Menurut sejarah, budaya keris mulai dikenal di Jawa sekitar abad ke-6, pada awal Kerajaan Mataram Kuno. Ini terbukti dengan ditemukannya prasasti di Desa Dawuku, Kecamatan Grabag, Magelang, Jawa Tengah. Pada prasasti itu terdapat ukiran berbagai bentuk senjata tajam, termasuk keris.
Pada zaman Majapahit (abad ke-14), budaya keris mengalami perkembangan cukup pesat. Buku Ying Yai Seenglan, merupakan laporan hasil kunjungan Ma-Huan ke Majapahit pada abad ke-15 bersama Laksamana Cheng Ho. Dalam buku itu dijelaskan para lelaki di Majapahit, tua-muda memakai senjata tikam seperti keris yang saat ini dikenal.
Keris dibuat seorang mpu. Keris bermutu tinggi dibuat memakan waktu kurang lebih 45 hari dan terbagi dalam beberapa tahap. Pertama, masuh, menempa bahan keris terus menerus sampai kadar karbonnya berkurang. Kedua, saton,menambahkan 300 gram pamor dengan cara menempanya tumpang tindih berkali-kali. Kemudian dibentuk menjadi tiga bagian utama, yakni bagian badan bilah keris (wilahan), bagian pangkal keris (ganja atau aring), dan bagian keris yang masuk ke hulu pegangannya (pesi/paksi/punting).
Agar tampilan keris perfect, maka dilakukan proses penyepuhan. Caranya, panaskan keris hingga suhu 500 derajat Celcius, lalu didinginkan secara mendadak ke dalam air yang telah diberi larutan warangan. Warangan adalah senyawa yang mengandung arsen, sehingga proses ini akan menghasilkan perpaduan warna menakjubkan. Bagian besi keris berwarna kehitaman dan pamornya tetap putih seputih perak.
Menurut pustaka kuno, untuk menghasilkan sebilah keris istimewa dan ampuh memakan waktu sekitar dua tahun. Hal ini berkaitan dengan pemilihan hari baik, kelengkapan sesaji, kekuatan ritual. Si mpu hanya bekerja pada hari-hari yangdianggap baik menurut primbon. Keris biasanya berbentuk lurus (dapur leres) dan berkelok (dapurluk). Yang paling pendek memiliki tiga luk dan terpanjang 29 luk.
Selain sebagai senjata andalan (piandel), keris juga kerap menjadi wakil (sesulih) pribadi pemiliknya. Di beberapa daerah di Pulau Jawa, pada suatu pernikahan jika mempelai putra berhalangan hadir, ia boleh mendelegasikan dirinya dengan sebilah keris miliknya.
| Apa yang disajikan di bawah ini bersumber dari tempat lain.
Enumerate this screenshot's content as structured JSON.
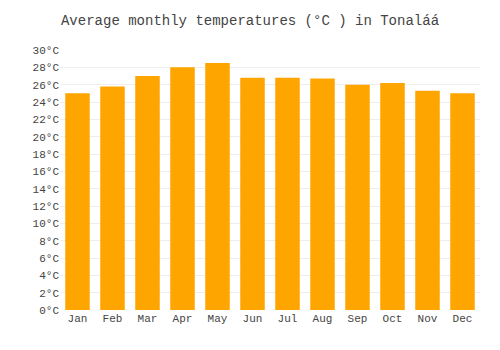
{
  "chart_data": {
    "type": "bar",
    "title": "Average monthly temperatures (°C ) in Tonaláá",
    "categories": [
      "Jan",
      "Feb",
      "Mar",
      "Apr",
      "May",
      "Jun",
      "Jul",
      "Aug",
      "Sep",
      "Oct",
      "Nov",
      "Dec"
    ],
    "values": [
      25.0,
      25.8,
      27.0,
      28.0,
      28.5,
      26.8,
      26.8,
      26.7,
      26.0,
      26.2,
      25.3,
      25.0
    ],
    "color": "#FFA500",
    "ylim": [
      0,
      30
    ],
    "yticks": [
      {
        "value": 0,
        "label": "0°C"
      },
      {
        "value": 2,
        "label": "2°C"
      },
      {
        "value": 4,
        "label": "4°C"
      },
      {
        "value": 6,
        "label": "6°C"
      },
      {
        "value": 8,
        "label": "8°C"
      },
      {
        "value": 10,
        "label": "10°C"
      },
      {
        "value": 12,
        "label": "12°C"
      },
      {
        "value": 14,
        "label": "14°C"
      },
      {
        "value": 16,
        "label": "16°C"
      },
      {
        "value": 18,
        "label": "18°C"
      },
      {
        "value": 20,
        "label": "20°C"
      },
      {
        "value": 22,
        "label": "22°C"
      },
      {
        "value": 24,
        "label": "24°C"
      },
      {
        "value": 26,
        "label": "26°C"
      },
      {
        "value": 28,
        "label": "28°C"
      },
      {
        "value": 30,
        "label": "30°C"
      }
    ],
    "grid": true
  }
}
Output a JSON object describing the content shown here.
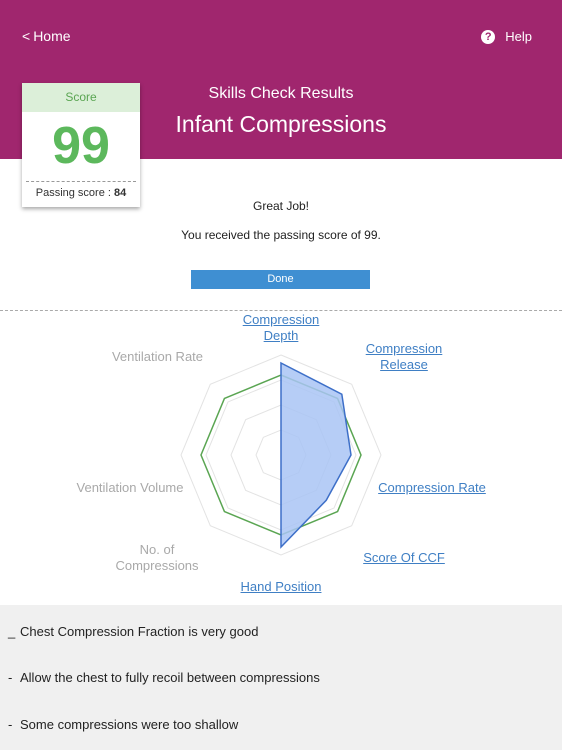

Dus, mempelai wanita duduk bersanding mesra di pelaminan dengan keris milik suaminya. Tidak hanya itu, seorang utusan raja dianggap sah ketika menghadapi raja lainnya, apabila membawa salah satu keris pusaka milik rajanya.
Kini, keris hanya sebatas aksesori dan kelengkapan busana adat. Ia tidak lagi dianggap sebagai pusaka yang sakral. Orang tidak lagi percaya kepada mitos yang ada pada benda tersebut. Mereka lebih memilih menggunakan pendekatan religi (agama) dan logika. Meskipun fungsinya telah mengalami pergeseran, namun bentuk dan motifnya masih tetap digemari.